La Bosnia Erzegovina deve tornare ad essere una priorità per l’Europa: serve un nuovo Piano Marshall per portarla sulla strada dell’Unione Europea. L’appello di Wolfgang Petritsch, ex Alto Rappresentante a Sarajevo
(Questo articolo è stato pubblicato originariamente su BalkanInsight il 19 febbraio 2014)
La Bosnia deve sfuggire al vicolo cieco in cui si è persa, attraverso una riforma radicale del suo fallimentare sistema politico e con l’aiuto di un nuovo Piano Marshall europeo.
E’ troppo presto per valutare l’impatto delle proteste sociali delle ultime settimane sul futuro del paese. Tuttavia, è il momento di trarre alcune conclusioni dal grido pubblico che ha risuonato superando le divisioni etniche e lasciando il potere politico in uno stato di confusione.
Una cosa è certa: dopo Tuzla, Sarajevo e le tante altre manifestazioni di rivolta dal basso, la Bosnia Erzegovina non sarà più la stessa. Ha iniziato a parlare in una sola lingua.

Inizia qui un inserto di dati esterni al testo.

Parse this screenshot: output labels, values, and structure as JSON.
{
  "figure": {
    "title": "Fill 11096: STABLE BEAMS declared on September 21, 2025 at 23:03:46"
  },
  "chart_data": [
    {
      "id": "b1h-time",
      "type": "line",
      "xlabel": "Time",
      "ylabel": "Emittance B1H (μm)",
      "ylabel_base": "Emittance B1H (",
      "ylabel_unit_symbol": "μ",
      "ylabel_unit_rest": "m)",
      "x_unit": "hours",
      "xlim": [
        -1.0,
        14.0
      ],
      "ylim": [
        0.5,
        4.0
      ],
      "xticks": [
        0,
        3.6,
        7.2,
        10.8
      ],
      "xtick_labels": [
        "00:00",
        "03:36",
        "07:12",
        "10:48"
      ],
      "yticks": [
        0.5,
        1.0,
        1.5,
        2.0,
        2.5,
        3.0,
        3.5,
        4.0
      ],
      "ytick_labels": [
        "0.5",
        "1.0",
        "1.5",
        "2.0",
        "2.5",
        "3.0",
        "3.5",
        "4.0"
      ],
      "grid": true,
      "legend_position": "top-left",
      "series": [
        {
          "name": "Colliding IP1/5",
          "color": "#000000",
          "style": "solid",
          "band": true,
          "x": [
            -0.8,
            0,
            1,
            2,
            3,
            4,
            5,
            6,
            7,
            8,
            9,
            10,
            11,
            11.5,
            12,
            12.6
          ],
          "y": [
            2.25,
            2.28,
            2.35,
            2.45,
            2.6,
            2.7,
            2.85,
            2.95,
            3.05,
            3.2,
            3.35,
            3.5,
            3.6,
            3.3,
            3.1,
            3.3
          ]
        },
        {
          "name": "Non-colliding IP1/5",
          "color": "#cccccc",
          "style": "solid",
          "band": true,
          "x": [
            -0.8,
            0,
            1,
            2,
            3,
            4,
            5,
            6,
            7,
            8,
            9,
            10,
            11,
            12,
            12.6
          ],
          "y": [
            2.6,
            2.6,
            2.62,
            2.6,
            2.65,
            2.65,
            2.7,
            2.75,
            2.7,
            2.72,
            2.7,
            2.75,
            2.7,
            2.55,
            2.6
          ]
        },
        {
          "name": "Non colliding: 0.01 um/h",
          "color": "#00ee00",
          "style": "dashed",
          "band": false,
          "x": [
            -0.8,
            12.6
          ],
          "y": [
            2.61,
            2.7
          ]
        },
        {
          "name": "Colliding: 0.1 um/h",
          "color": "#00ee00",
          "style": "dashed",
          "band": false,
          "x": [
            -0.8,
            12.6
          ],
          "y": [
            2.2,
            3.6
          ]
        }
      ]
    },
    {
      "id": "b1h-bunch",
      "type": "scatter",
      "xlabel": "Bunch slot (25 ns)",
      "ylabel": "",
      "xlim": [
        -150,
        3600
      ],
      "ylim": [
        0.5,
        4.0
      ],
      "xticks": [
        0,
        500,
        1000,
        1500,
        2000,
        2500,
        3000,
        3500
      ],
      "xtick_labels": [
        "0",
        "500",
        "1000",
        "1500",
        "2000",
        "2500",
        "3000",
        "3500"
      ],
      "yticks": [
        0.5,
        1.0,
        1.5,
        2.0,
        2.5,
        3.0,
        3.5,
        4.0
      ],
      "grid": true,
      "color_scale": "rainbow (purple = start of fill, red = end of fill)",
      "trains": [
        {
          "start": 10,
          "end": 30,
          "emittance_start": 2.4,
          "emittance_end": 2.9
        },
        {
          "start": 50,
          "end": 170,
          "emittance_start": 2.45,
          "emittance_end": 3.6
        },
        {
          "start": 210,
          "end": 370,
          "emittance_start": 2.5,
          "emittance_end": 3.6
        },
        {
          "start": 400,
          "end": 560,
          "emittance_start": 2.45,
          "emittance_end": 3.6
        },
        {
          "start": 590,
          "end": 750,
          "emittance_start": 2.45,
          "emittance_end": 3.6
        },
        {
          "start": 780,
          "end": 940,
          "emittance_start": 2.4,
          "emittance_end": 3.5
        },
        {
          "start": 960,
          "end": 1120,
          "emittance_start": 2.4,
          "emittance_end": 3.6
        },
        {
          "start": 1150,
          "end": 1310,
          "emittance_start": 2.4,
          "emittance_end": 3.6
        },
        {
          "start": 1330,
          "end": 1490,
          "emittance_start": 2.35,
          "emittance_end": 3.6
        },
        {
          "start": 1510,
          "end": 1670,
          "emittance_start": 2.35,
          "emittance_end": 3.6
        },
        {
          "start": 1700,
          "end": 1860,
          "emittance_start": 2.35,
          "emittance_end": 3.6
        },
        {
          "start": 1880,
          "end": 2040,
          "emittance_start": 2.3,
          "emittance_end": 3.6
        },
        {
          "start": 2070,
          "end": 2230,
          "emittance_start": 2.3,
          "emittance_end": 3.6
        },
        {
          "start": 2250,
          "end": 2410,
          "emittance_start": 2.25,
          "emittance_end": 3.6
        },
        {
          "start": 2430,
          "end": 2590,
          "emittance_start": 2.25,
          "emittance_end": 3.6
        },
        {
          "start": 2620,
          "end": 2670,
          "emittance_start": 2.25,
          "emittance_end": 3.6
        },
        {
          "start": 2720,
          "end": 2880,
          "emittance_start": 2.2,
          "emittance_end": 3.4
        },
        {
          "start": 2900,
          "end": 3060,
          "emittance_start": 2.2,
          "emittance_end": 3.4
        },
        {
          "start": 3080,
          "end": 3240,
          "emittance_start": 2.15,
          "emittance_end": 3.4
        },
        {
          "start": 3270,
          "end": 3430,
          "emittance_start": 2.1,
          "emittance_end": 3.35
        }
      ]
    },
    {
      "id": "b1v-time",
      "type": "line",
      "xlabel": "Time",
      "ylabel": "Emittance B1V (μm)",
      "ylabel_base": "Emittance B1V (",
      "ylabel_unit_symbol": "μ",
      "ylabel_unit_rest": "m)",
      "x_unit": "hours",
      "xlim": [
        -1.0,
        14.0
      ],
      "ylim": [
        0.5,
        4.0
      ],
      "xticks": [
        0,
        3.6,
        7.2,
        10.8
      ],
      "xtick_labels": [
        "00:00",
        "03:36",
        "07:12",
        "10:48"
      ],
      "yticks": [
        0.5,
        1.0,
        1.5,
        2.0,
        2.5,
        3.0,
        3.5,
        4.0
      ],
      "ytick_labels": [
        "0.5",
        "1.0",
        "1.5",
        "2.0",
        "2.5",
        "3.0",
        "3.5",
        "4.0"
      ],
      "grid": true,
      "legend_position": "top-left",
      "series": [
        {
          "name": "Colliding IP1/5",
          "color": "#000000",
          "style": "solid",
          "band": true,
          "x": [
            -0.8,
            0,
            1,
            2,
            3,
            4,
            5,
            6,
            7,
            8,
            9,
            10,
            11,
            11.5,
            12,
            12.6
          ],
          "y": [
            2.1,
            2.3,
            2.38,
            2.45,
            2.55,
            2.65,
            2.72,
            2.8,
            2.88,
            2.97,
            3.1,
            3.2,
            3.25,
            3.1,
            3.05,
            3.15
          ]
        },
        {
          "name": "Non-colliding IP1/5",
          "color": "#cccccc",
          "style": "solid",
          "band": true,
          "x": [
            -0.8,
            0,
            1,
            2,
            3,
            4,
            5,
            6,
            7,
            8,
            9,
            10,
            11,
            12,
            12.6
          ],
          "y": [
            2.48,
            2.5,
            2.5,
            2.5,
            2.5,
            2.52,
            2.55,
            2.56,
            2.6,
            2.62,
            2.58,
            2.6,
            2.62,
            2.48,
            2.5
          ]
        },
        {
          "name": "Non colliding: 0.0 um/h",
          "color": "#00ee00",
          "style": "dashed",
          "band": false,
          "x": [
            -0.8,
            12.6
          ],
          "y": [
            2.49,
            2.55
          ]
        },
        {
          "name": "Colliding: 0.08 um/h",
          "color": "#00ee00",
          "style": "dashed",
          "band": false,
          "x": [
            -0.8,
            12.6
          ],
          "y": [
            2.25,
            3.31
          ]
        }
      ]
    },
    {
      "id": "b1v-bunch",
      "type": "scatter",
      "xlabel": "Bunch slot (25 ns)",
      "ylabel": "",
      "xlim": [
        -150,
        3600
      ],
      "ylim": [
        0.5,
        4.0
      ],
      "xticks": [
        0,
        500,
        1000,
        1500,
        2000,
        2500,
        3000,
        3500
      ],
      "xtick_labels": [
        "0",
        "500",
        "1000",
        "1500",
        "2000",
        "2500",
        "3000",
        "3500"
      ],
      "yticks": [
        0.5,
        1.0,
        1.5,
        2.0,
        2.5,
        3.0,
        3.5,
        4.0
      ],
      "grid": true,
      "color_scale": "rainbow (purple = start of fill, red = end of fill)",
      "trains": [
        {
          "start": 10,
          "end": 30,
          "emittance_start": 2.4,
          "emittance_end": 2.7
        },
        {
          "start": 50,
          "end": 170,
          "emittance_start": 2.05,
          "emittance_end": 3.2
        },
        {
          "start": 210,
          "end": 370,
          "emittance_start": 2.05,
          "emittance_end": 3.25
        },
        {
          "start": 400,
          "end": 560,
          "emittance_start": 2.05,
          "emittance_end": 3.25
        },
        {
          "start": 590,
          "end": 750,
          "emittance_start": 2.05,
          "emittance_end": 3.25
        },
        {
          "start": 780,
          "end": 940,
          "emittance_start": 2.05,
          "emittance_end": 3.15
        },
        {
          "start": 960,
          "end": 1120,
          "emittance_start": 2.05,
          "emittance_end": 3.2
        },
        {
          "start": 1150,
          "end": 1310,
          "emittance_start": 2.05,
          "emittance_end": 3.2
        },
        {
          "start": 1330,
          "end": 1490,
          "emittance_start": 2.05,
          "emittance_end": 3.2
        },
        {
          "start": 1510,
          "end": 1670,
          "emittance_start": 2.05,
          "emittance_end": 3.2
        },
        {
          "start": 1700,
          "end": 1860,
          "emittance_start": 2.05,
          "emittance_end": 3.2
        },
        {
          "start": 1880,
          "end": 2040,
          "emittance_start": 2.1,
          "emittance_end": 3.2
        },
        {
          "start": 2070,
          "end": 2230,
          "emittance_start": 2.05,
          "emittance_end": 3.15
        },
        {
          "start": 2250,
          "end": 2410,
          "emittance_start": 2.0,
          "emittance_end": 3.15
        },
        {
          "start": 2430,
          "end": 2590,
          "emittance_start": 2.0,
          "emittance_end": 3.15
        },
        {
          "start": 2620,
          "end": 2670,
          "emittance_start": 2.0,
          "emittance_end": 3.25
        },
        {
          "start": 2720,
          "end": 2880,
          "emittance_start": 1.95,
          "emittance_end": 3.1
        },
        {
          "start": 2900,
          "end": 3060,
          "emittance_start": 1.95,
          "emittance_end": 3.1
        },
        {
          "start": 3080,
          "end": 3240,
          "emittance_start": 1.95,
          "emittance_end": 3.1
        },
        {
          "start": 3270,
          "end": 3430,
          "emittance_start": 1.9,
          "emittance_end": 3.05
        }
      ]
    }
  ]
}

In primo luogo bisogna riconoscere che, a partire dalla proteste davanti al Parlamento l’estate scorsa a Sarajevo, il discorso pubblico si è spostato da una “politica della paura”, guidata etnicamente alla questione della risoluzione dei bisogni fondamentali per tutti i cittadini.
Oggi vedo soltanto un elemento di unione in un paese diviso: “siromaštvo”, la povertà.
Indipendentemente dall’origine etnica, la povertà colpisce bosniaci, croati, serbi, ma anche “gli altri di Dayton” da anni.
Il mio appello disperato ai politici locali è di abbandonare la retorica di odio ed esclusione e unirsi a lavorare per le persone.
Bruxelles, d’altro canto, è da biasimare per l’assenza di una guida decisa e per la perdita di interesse verso la Bosnia. La routine burocratica ha preso il posto dell’impegno politico. L’UE ha una delle sue più importanti missioni a Sarajevo, ma non è stata in grado di invertire la spirale negativa del disastro sociale ed economico bosniaco. Questa situazione deve cambiare.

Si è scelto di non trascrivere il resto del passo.